A Method for the Characterization of Off-Road Terrain Severity 2006-01-3498
Highway and roadway surface measurement is a practice that has been ongoing for decades now. This sort of measurement is intended to ensure a safe level of road perturbances. The measurement may be conducted by a slow moving apparatus directly measuring the elevation of the road, at varying distance intervals, to obtain a road profile, with varying degrees of resolution. An alternate means is to measure the surface roughness at highway speeds using accelerometers coupled with high speed distance measurements, such as laser sensors. Vehicles out rigged with such a system are termed inertial profilers. This type of inertial measurement provides a sort of filtered roadway profile. Much research has been conducted on the analysis of highway roughness, and the associated metrics involved.

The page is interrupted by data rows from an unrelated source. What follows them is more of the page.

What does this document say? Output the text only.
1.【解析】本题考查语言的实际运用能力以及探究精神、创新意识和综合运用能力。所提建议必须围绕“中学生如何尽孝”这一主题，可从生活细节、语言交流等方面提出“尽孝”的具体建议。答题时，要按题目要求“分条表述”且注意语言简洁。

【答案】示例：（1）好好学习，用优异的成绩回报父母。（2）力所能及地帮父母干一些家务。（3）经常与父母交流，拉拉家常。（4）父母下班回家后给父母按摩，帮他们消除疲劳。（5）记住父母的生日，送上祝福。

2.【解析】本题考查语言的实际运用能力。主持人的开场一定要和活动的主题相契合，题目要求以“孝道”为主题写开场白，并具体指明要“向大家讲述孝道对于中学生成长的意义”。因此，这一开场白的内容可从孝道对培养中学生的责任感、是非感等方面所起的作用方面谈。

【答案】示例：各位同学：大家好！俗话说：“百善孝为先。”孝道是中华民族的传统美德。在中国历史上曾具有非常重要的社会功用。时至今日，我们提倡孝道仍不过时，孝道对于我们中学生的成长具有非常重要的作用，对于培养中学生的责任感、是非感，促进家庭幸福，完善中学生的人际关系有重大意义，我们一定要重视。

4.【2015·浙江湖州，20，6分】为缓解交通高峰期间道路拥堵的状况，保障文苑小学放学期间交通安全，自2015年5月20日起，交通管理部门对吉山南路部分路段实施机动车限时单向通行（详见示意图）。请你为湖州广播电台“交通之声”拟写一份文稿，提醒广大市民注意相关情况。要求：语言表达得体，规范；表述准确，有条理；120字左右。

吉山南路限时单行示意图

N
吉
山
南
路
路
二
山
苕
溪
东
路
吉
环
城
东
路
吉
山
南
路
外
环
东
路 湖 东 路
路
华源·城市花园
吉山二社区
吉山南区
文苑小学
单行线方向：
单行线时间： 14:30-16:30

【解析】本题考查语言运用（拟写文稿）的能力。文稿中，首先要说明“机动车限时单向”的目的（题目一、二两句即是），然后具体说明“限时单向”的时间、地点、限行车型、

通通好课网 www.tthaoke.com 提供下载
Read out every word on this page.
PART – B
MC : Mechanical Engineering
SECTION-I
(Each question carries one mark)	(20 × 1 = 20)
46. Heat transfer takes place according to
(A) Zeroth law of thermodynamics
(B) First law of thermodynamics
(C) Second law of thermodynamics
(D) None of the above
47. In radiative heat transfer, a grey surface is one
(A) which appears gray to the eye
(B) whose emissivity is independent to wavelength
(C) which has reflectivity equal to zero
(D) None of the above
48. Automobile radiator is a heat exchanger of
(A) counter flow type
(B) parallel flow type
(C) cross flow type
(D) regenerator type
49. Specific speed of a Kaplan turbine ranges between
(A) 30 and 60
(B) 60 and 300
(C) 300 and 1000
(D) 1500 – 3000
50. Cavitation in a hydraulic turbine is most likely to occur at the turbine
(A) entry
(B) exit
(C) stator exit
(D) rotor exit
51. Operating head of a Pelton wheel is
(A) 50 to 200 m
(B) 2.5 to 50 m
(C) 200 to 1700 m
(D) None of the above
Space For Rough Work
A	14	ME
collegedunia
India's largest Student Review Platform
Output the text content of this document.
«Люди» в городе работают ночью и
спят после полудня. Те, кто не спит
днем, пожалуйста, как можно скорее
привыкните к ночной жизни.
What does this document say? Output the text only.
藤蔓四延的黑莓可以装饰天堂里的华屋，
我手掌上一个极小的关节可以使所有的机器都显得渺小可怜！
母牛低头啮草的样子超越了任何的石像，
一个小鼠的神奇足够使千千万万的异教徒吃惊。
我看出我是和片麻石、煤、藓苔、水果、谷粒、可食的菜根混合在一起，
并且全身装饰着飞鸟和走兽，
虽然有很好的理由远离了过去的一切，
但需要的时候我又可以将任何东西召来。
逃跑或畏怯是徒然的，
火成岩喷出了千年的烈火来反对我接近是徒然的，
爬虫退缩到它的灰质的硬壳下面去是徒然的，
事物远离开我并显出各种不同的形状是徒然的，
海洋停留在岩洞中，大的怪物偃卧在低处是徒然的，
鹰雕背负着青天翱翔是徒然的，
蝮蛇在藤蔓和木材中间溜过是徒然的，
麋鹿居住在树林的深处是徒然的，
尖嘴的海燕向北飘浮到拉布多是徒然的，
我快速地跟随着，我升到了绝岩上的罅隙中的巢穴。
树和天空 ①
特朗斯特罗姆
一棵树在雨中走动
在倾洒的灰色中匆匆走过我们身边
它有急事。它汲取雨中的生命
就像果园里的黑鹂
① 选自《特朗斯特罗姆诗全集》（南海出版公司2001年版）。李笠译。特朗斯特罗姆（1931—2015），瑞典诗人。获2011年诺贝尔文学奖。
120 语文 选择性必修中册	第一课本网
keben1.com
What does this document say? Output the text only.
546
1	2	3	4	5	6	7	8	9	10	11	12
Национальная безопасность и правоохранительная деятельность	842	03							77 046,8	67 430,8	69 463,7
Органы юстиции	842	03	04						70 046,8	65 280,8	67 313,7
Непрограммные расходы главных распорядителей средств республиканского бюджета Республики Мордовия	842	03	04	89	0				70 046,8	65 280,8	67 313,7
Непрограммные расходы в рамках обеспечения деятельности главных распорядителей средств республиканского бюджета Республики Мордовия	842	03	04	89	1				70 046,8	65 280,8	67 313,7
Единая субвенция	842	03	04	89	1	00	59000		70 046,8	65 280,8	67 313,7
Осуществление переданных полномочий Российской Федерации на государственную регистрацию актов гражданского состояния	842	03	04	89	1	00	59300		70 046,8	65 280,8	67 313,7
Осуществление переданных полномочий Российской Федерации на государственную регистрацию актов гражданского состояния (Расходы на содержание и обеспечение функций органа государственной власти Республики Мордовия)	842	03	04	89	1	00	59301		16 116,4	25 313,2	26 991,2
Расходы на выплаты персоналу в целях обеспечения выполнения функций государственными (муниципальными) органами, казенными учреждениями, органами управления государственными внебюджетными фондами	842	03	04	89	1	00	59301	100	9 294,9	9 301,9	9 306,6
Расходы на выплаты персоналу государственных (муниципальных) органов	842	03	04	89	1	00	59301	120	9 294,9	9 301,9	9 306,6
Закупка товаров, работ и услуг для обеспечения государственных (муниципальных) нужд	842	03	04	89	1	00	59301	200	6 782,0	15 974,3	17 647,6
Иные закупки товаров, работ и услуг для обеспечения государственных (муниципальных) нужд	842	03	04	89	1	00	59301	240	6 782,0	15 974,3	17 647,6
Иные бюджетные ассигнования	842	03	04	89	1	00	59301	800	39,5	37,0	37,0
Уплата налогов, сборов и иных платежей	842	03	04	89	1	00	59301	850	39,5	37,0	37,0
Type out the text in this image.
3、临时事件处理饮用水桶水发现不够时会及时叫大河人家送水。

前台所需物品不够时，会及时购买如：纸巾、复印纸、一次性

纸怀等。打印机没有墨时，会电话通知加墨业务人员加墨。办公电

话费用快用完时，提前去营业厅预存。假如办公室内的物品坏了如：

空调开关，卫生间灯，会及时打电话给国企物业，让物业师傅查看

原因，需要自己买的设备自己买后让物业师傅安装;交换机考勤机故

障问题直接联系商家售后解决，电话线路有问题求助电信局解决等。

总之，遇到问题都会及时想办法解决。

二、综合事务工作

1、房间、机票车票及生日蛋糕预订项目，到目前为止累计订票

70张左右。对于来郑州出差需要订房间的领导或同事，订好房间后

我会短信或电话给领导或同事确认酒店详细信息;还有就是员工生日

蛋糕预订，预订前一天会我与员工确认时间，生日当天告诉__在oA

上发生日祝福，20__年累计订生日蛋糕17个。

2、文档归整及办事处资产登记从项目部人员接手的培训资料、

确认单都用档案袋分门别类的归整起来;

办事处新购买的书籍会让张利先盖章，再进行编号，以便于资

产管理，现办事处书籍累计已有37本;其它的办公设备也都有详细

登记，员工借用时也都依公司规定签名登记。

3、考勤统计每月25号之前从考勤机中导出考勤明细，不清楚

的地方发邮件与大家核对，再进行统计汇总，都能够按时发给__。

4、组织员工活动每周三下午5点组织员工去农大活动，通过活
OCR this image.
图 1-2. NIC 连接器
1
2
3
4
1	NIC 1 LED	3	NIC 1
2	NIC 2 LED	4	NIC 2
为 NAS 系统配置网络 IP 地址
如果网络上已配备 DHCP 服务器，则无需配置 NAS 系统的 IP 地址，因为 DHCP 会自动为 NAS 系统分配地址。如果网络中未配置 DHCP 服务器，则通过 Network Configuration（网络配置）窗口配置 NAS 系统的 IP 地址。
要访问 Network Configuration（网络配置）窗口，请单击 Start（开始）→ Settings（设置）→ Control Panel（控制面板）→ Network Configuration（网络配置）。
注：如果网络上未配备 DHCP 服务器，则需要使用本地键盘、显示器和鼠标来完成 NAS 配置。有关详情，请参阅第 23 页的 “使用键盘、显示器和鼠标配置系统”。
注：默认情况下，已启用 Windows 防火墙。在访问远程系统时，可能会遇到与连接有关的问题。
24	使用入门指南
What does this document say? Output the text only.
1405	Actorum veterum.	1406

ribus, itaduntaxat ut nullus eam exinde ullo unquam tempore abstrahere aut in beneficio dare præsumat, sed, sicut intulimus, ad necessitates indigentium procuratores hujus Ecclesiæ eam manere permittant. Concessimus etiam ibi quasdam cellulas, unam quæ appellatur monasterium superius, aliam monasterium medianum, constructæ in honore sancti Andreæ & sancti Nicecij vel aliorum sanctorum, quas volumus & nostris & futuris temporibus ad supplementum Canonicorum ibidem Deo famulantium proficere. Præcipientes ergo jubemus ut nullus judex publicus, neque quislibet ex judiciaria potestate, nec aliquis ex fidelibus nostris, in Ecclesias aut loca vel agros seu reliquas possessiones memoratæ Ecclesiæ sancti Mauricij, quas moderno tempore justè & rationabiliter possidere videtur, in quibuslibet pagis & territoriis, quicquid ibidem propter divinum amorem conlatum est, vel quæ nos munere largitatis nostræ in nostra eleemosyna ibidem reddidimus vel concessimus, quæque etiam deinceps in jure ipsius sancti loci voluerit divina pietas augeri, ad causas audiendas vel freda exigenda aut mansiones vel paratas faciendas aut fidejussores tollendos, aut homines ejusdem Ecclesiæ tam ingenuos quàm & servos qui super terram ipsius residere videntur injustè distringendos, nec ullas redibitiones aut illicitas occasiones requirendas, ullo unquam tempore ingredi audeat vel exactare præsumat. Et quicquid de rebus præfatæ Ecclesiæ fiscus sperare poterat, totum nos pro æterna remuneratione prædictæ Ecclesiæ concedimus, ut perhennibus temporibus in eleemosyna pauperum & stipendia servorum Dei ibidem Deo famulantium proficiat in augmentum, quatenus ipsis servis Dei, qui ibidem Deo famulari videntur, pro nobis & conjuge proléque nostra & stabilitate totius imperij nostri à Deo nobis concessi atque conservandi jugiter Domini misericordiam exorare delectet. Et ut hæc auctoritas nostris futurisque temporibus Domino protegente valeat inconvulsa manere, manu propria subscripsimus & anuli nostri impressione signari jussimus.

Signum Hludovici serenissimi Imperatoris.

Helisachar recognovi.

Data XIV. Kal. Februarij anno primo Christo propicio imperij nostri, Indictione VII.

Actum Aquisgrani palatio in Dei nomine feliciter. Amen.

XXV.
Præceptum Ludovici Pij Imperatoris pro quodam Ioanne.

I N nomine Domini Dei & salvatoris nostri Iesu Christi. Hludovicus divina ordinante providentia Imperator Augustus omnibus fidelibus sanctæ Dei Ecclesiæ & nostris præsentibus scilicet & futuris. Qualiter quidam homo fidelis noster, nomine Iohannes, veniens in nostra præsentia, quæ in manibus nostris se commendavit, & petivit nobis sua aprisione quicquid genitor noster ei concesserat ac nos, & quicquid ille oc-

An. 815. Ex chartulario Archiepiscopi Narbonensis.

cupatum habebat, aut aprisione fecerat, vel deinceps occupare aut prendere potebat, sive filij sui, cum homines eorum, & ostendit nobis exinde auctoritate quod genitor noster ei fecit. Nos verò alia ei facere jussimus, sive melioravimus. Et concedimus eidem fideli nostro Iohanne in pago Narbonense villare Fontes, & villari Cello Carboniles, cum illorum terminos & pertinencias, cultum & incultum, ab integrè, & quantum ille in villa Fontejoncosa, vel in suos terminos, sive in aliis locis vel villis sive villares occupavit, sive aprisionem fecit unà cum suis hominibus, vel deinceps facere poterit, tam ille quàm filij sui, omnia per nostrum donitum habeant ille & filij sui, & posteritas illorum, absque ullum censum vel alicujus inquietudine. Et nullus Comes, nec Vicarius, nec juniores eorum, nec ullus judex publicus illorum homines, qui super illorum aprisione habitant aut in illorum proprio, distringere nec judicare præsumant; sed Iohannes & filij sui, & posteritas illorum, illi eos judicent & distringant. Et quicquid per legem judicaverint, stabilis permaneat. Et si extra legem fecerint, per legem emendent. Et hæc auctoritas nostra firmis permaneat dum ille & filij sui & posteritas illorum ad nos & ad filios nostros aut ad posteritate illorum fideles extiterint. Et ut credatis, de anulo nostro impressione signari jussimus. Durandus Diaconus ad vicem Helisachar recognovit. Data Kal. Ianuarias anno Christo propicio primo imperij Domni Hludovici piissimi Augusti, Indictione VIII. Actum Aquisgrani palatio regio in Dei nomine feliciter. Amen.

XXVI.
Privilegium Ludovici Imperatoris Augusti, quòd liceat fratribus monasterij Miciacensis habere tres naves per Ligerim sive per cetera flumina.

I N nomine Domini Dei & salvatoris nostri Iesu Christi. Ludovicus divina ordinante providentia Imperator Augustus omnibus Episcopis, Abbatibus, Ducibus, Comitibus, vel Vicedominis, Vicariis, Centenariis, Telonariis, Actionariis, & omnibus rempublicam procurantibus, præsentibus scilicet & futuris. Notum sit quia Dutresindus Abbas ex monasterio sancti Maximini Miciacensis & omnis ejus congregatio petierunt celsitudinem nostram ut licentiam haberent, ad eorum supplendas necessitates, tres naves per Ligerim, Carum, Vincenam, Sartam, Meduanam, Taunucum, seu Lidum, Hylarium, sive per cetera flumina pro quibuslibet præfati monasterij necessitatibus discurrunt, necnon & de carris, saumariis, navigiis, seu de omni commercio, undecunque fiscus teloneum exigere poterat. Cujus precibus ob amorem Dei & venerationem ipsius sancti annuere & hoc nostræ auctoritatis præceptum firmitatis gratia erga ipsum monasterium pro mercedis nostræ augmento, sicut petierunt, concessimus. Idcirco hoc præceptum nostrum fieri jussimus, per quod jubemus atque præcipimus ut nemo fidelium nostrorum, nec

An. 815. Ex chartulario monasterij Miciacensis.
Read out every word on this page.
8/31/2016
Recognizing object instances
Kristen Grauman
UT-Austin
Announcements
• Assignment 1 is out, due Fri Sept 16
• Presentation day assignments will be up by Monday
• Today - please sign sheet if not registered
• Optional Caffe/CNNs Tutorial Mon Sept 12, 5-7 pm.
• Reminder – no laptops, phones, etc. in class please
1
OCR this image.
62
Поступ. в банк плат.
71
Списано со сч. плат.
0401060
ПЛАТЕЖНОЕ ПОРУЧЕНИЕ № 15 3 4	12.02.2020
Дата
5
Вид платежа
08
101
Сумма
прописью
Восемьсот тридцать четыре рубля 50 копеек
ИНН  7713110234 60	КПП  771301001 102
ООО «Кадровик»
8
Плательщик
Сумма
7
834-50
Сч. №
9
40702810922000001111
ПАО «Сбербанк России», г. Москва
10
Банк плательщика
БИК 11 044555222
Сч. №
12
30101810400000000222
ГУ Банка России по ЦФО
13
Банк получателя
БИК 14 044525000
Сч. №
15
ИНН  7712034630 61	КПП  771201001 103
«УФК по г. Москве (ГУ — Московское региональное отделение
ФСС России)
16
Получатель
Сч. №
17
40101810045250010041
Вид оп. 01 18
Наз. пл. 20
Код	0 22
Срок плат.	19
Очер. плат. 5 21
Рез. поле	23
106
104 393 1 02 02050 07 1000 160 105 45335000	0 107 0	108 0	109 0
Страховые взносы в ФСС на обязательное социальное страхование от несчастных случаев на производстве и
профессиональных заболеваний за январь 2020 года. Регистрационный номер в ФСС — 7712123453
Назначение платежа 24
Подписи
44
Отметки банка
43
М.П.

In many instances, it is desirable to maintain an off-road course such that the course will provide sufficient challenges to a vehicle during durability testing. Such situations would require an off-road terrain measurement system. A system has been developed that aims to take inertial measurements in non-paved situations. Off-road analysis provides new challenges to surface measurement. The surfaces are generally even more time-varying then paved roads, they provide greater vehicle excitations, it is difficult to maintain a constant speed when traveling over extreme terrain, and the dynamics of the suspension will be excited well beyond the points of small angle approximations and linearity assumptions. This paper will assess and compare some metrics used previously in highway applications, and adopt them to off-road conditions suitable for use in an off-road terrain severity measurement system. Further, this paper will look into new metrics to describe off road terrain for the purpose of maintaining off-road courses that are used for durability testing of all-terrain vehicles.